J'ai profité de congés en septembre pour me balader dans le Languedoc-Roussillon et découvrir un petit bout de la première région viticole au monde, celle dont les vins souffr(ai)ent d'un déficit d'image et qui a été très touchée par la crise de la surproduction.
Aidée du très bon guide Hachette "Routes du vin en Languedoc-Roussillon" et du compte-rendu "Les vacances d'Eric, sur les chemins de La Passion du Vin" publié sur le site LPV, j'ai découvert des paysages et des vignerons magnifiques et très attachants.
Ma première étape a été le Gard, entre Arles et Nîmes, à Bellegarde où je me suis arrêtée chez Terre des Chardons, qui fait partie du Domaine Sainte-Marie des Costières, domaine familial géré par Jérôme Chardon en biodynamie depuis 2002. J'ai été reçue par Julie Balagny, jeune femme passionnée et très sympathique, ex-parisienne d'une trentaine d'années venue s'installer dans la région.
La dégustation a débuté curieusement par les vins rouges, volontairement bien sûr.

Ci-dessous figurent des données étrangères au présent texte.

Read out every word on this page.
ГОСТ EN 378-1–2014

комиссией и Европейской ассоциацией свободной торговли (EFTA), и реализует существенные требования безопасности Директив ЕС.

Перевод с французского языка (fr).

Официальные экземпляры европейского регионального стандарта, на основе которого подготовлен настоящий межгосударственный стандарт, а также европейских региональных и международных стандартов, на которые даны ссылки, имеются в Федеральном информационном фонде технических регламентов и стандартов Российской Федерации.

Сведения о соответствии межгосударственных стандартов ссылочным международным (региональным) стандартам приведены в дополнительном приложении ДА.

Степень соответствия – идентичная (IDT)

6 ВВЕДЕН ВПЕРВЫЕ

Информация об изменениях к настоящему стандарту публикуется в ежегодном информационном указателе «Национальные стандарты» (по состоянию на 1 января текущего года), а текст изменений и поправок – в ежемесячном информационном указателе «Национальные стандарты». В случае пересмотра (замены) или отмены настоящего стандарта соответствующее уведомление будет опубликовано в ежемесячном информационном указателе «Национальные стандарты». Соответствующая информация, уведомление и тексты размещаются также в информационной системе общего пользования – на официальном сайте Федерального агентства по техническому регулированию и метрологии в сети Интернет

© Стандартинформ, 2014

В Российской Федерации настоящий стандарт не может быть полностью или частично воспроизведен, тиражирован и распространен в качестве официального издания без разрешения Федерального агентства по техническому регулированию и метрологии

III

Quatre cuvées ont été produites en 2007 exceptionnellement, alors que les millésimes précédents n'en ont vu que deux.
"Chardon masqué", en AOC Costières de Nîmes rouge, est un assemblage de grenache à 95 % et syrah à 5 %. Le nez est fumé, l'attaque ronde, c'est poivré et très bon. C'est très jeune aussi puisque la mise en bouteilles (4000 cols) a été faite fin avril. Tout est vendu, à une clientèle de cavistes, restauration et à l'export.
Le tour de "Bien luné" arrive : même appellation que le précédent, mais 50 % grenache et 50 % syrah. Le nez est un peu fermé, il est court en bouche et après 5 jours d'ouverture, la finale est légèrement oxydative. Julie me précise qu'il faut le laisser s'aérer...
Je reste toujours dans la même appellation avec la cuvée "Marginal", 80 % syrah et 20 % grenache. Au nez, c'est torréfié, en bouche c'est floral, ça rappelle la pivoine. Enfin, je la sens, cette pivoine si difficile à déceler pour moi, là c'est évident ! J'aime bien.
Ma cuvée préférée, "Discret" est composée de syrah à 95 % et 5 % grenache. C'est un vin très élégant, très fin, complexe, vraiment très bien. Peu de bouteilles ont été produites, seulement 3000.
Pour en terminer avec les rouges, je découvre "Marginale" mais sur le millésime 2006, plus ouvert que 2007. C'est confituré, épicé, mentholé sur la finale et c'est bon.
Nous passons maintenant aux blancs et je découvre la plus vieille et malgré tout confidentielle appellation du Languedoc (reconnue en 1949), la Clairette de Bellegarde, produite sur un micro terroir. Son nom vient peut-être du fait que dès 1490, on parle de "raisins friands et clairets" pour qualifier ceux de la région. L'essentiel des volumes est produit par la cave coopérative, ils ne sont que 6 vignerons indépendants à proposer l'appellation.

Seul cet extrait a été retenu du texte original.